月挂梢边,水钧元一家三口,林如海一家五口,坐入席中,开怀畅饮。飞絮飞鸾,王嬷嬷雪雁,管家林忠也置了一席在二院,只因贾敏吩咐今日很不用伺候,只当饮酒作乐便是!
别人还好,只把个林忠郁闷的不行。当初买了念儿进来也是查过家底的,竟丝毫没有破绽!把自己也蒙混了过去,如今道破竟然是那大公子易容,唉……幸亏不是老爷对头派出的暗线,否则岂不酿成大祸!虽郁闷如斯,却也不得不深深佩服大公子!
月已当空,林家全家拜月答谢月神保佑!月宫仙子赶在月亮升空之前就拖着兔子躲起来了,死活不肯再受黛玉拜礼,只剩下偌大一个月宫空着。
仪式过后,黛玉抱着蜜儿和水溶坐在一席,聊着知心话。

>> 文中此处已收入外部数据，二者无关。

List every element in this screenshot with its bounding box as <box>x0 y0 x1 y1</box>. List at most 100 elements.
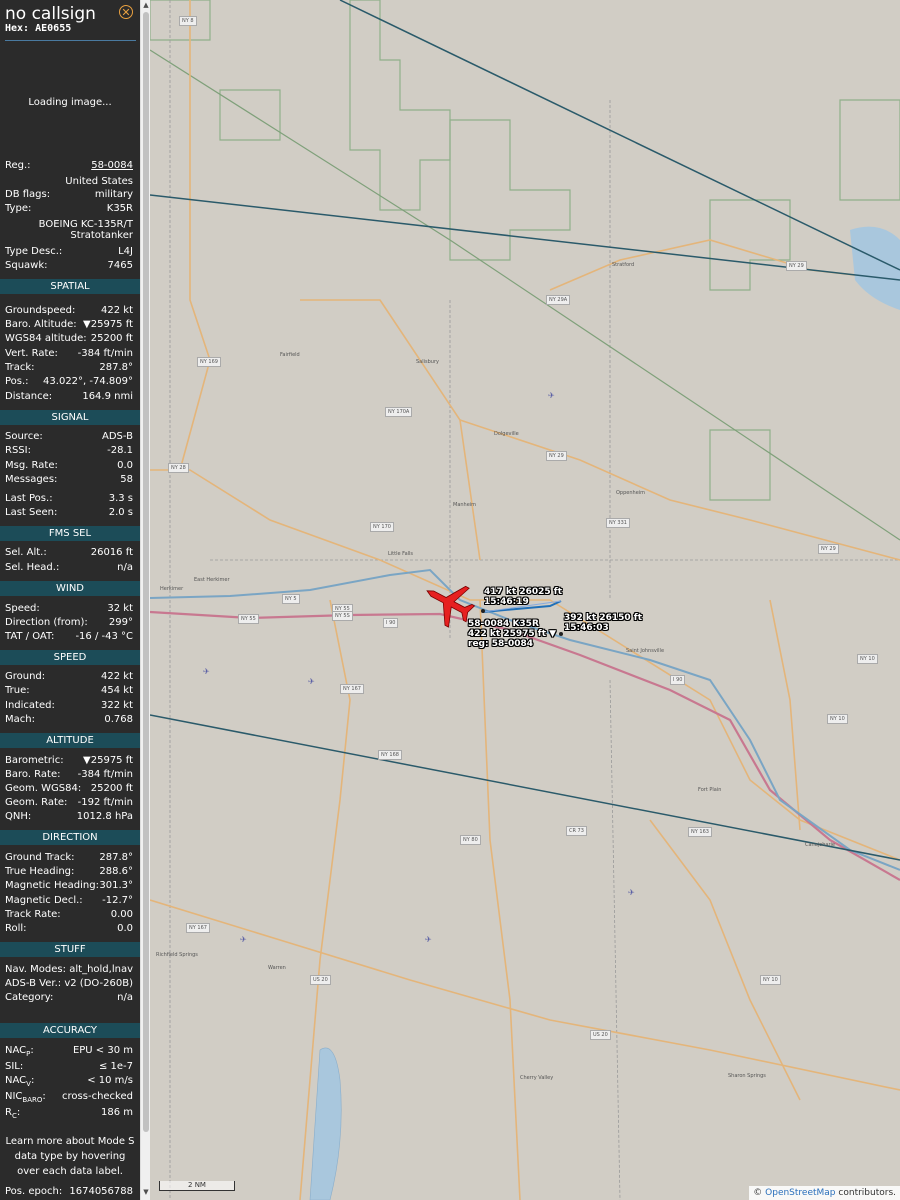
place-label: Fort Plain <box>698 787 722 793</box>
track-point-b <box>559 632 563 636</box>
section-signal: SIGNAL <box>0 410 140 425</box>
data-row: Ground: 422 kt <box>5 671 133 682</box>
map-scale: 2 NM <box>159 1181 235 1191</box>
data-row: Distance: 164.9 nmi <box>5 391 133 402</box>
road-shield: NY 29A <box>546 295 571 305</box>
data-row: Magnetic Heading: 301.3° <box>5 880 133 891</box>
data-row: NICBARO: cross-checked <box>5 1091 133 1104</box>
callsign: no callsign <box>5 4 96 24</box>
data-row: Sel. Alt.: 26016 ft <box>5 547 133 558</box>
place-label: Canajoharie <box>805 842 835 848</box>
data-row: ADS-B Ver.: v2 (DO-260B) <box>5 978 133 989</box>
data-row: Last Pos.: 3.3 s <box>5 493 133 504</box>
place-label: Saint Johnsville <box>626 648 665 654</box>
data-row: Nav. Modes: alt_hold,lnav <box>5 964 133 975</box>
data-row: QNH: 1012.8 hPa <box>5 811 133 822</box>
place-label: Salisbury <box>416 359 439 365</box>
data-row: TAT / OAT: -16 / -43 °C <box>5 631 133 642</box>
road-shield: NY 8 <box>179 16 197 26</box>
map-view[interactable]: ✈ ✈ ✈ ✈ ✈ ✈ Herkimer East Herkimer Littl… <box>150 0 900 1200</box>
data-row: Category: n/a <box>5 992 133 1003</box>
reg-link[interactable]: 58-0084 <box>91 159 133 173</box>
data-row: Mach: 0.768 <box>5 714 133 725</box>
data-row: SIL: ≤ 1e-7 <box>5 1061 133 1072</box>
data-row: Groundspeed: 422 kt <box>5 305 133 316</box>
data-row: Last Seen: 2.0 s <box>5 507 133 518</box>
place-label: Oppenheim <box>616 490 646 496</box>
road-shield: NY 170 <box>370 522 394 532</box>
track-label-b: 392 kt 26150 ft 15:46:03 <box>564 613 643 633</box>
type-row: Type: K35R <box>5 203 133 214</box>
place-label: Little Falls <box>388 551 414 557</box>
data-row: Roll: 0.0 <box>5 923 133 934</box>
place-label: Herkimer <box>160 586 184 592</box>
scroll-down-icon[interactable]: ▼ <box>142 1188 150 1196</box>
place-label: Stratford <box>612 262 635 268</box>
pos-epoch-row: Pos. epoch: 1674056788 <box>5 1186 133 1197</box>
data-row: RSSI: -28.1 <box>5 445 133 456</box>
data-row: True Heading: 288.6° <box>5 866 133 877</box>
help-note: Learn more about Mode S data type by hov… <box>5 1136 135 1177</box>
scroll-up-icon[interactable]: ▲ <box>142 1 150 9</box>
road-shield: US 20 <box>310 975 331 985</box>
airfield-icon: ✈ <box>308 677 315 686</box>
road-shield: NY 10 <box>857 654 878 664</box>
airfield-icon: ✈ <box>628 888 635 897</box>
squawk-row: Squawk: 7465 <box>5 260 133 271</box>
data-row: Msg. Rate: 0.0 <box>5 460 133 471</box>
aircraft-info-panel: no callsign Hex: AE0655 ✕ Loading image.… <box>0 0 140 1200</box>
road-shield: NY 28 <box>168 463 189 473</box>
section-altitude: ALTITUDE <box>0 733 140 748</box>
section-direction: DIRECTION <box>0 830 140 845</box>
road-shield: NY 167 <box>186 923 210 933</box>
road-shield: US 20 <box>590 1030 611 1040</box>
data-row: Baro. Rate: -384 ft/min <box>5 769 133 780</box>
road-shield: CR 73 <box>566 826 587 836</box>
track-point-a <box>481 609 485 613</box>
header-divider <box>5 40 136 41</box>
data-row: Source: ADS-B <box>5 431 133 442</box>
data-row: Sel. Head.: n/a <box>5 562 133 573</box>
road-shield: NY 167 <box>340 684 364 694</box>
data-row: Messages: 58 <box>5 474 133 485</box>
type-desc-row: Type Desc.: L4J <box>5 246 133 257</box>
road-shield: I 90 <box>670 675 686 685</box>
road-shield: NY 10 <box>760 975 781 985</box>
road-shield: NY 80 <box>460 835 481 845</box>
country: United States <box>65 176 133 187</box>
road-shield: NY 168 <box>378 750 402 760</box>
section-accuracy: ACCURACY <box>0 1023 140 1038</box>
road-shield: NY 10 <box>827 714 848 724</box>
road-shield: NY 5 <box>282 594 300 604</box>
road-shield: NY 29 <box>818 544 839 554</box>
road-shield: I 90 <box>383 618 399 628</box>
scrollbar-thumb[interactable] <box>143 12 149 1132</box>
road-shield: NY 55 <box>238 614 259 624</box>
data-row: Baro. Altitude: ▼25975 ft <box>5 319 133 330</box>
data-row: NACV: < 10 m/s <box>5 1075 133 1088</box>
road-shield: NY 29 <box>786 261 807 271</box>
data-row: Direction (from): 299° <box>5 617 133 628</box>
aircraft-label[interactable]: 58-0084 K35R 422 kt 25975 ft ▼ reg: 58-0… <box>468 619 556 649</box>
hex-code: Hex: AE0655 <box>5 23 72 34</box>
map-attribution: © OpenStreetMap contributors. <box>749 1186 900 1200</box>
data-row: NACP: EPU < 30 m <box>5 1045 133 1058</box>
data-row: True: 454 kt <box>5 685 133 696</box>
place-label: Fairfield <box>280 352 300 358</box>
data-row: Track Rate: 0.00 <box>5 909 133 920</box>
reg-row: Reg.: 58-0084 <box>5 159 133 173</box>
osm-link[interactable]: OpenStreetMap <box>765 1188 835 1198</box>
road-shield: NY 29 <box>546 451 567 461</box>
airfield-icon: ✈ <box>548 391 555 400</box>
place-label: East Herkimer <box>194 577 230 583</box>
type-name-2: Stratotanker <box>70 230 133 241</box>
data-row: RC: 186 m <box>5 1107 133 1120</box>
road-shield: NY 163 <box>688 827 712 837</box>
road-shield: NY 5S <box>332 611 353 621</box>
section-stuff: STUFF <box>0 942 140 957</box>
section-spatial: SPATIAL <box>0 279 140 294</box>
track-label-a: 417 kt 26025 ft 15:46:19 <box>484 587 563 607</box>
close-icon[interactable]: ✕ <box>119 5 133 19</box>
road-shield: NY 170A <box>385 407 413 417</box>
data-row: Pos.: 43.022°, -74.809° <box>5 376 133 387</box>
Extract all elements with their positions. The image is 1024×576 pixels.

若羽和默言则第一次正式见帝后,上前拜了大礼,复回席位坐了。皇后笑着对林如海夫妇道:“你们这儿子儿媳均是极好的!确实惹人羡慕!”林如海哈哈大笑:“彼此彼此!”皇后一愣,忽而明白过来,只掩了嘴笑:“可不是!竟是我糊涂了!”
水钧元哈哈大笑:“我说咱们两家就不要互相恭维了!默言,如海不是任命你接替了盐帮帮主的位置吗?去了两三个月而已,如何又回来了?莫非,你父的盐帮瓦解了不成?”幸灾乐祸一般的脸孔。

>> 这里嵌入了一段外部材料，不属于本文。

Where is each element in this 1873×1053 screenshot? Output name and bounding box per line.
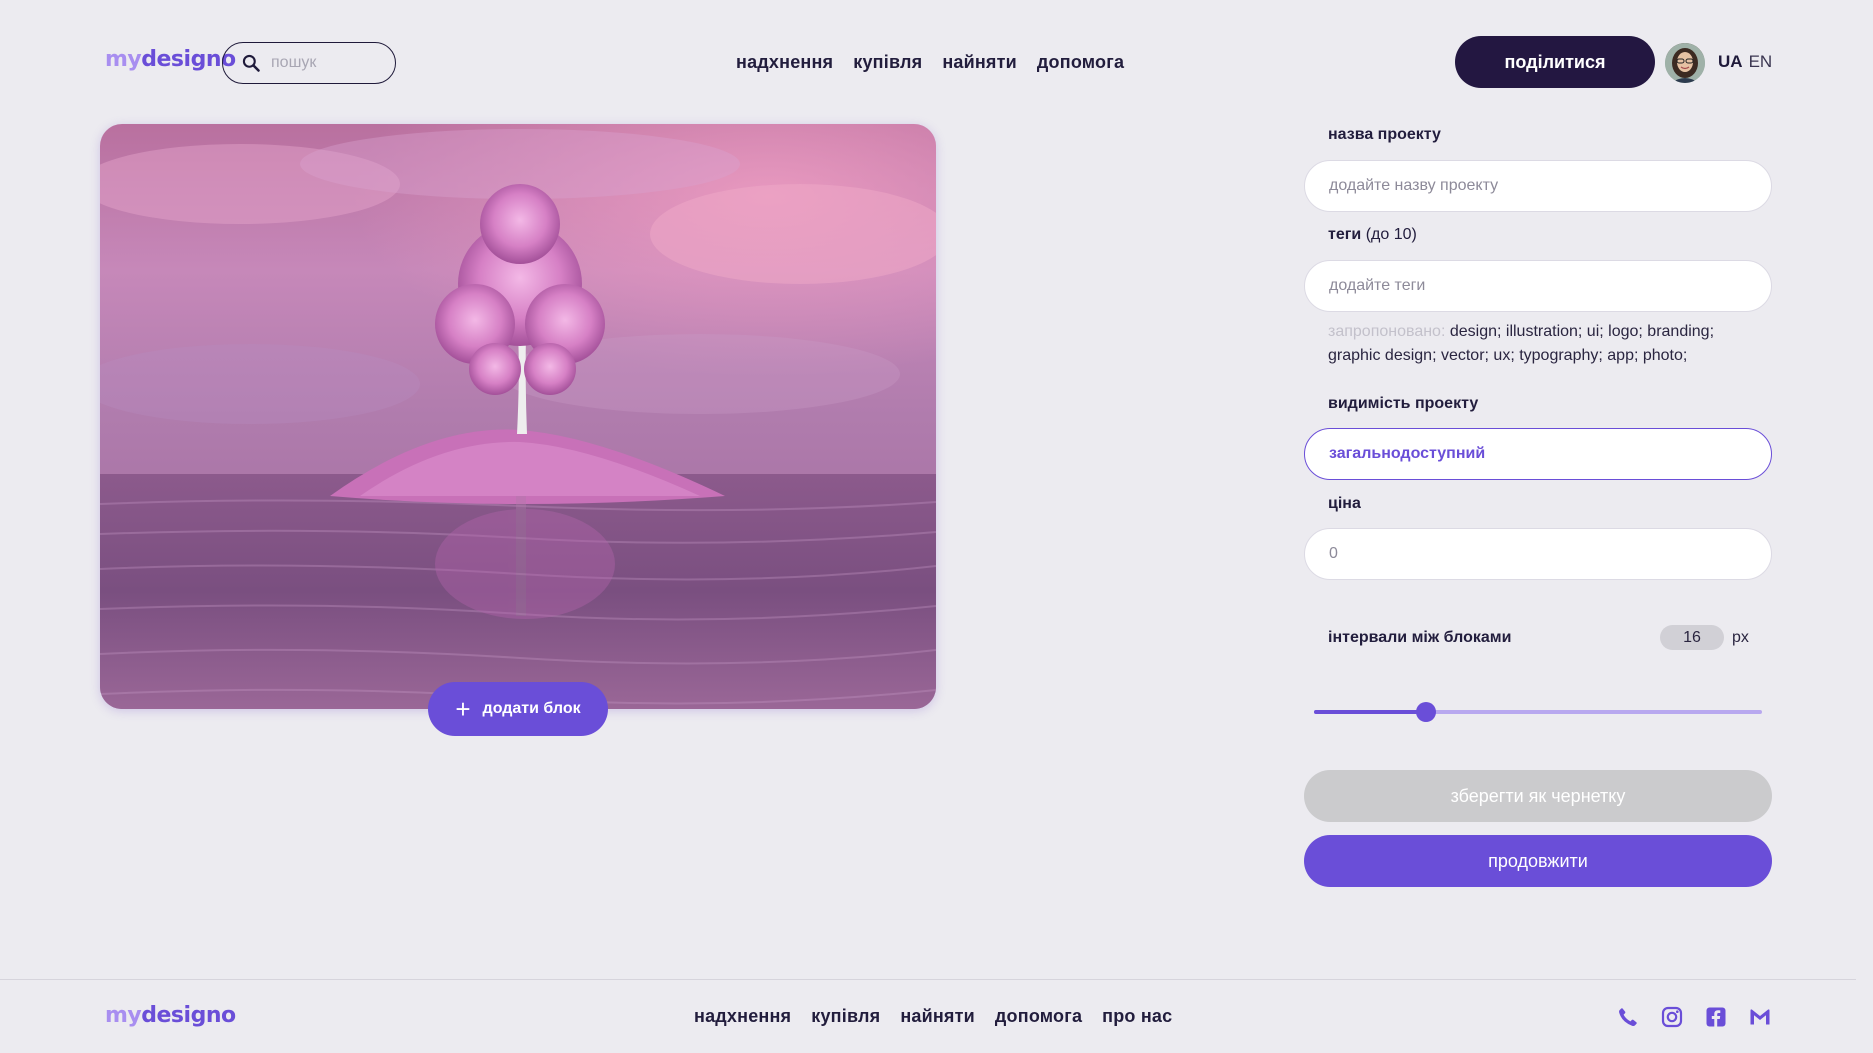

默言坐在席上,冲着水钧元一抱拳,道:“伯伯说笑了,默言此番奉父命下江南掌管盐帮,一去三月,大小的事情均安排清楚了。那个副帮主秦江也是爹爹的心腹,这两年来一直尽力瞒着外界。只不过默言的生日,却是娘亲的苦日,好不容易认祖归宗,第一个中秋无论如何也要一家人团聚的,以尽孝道!”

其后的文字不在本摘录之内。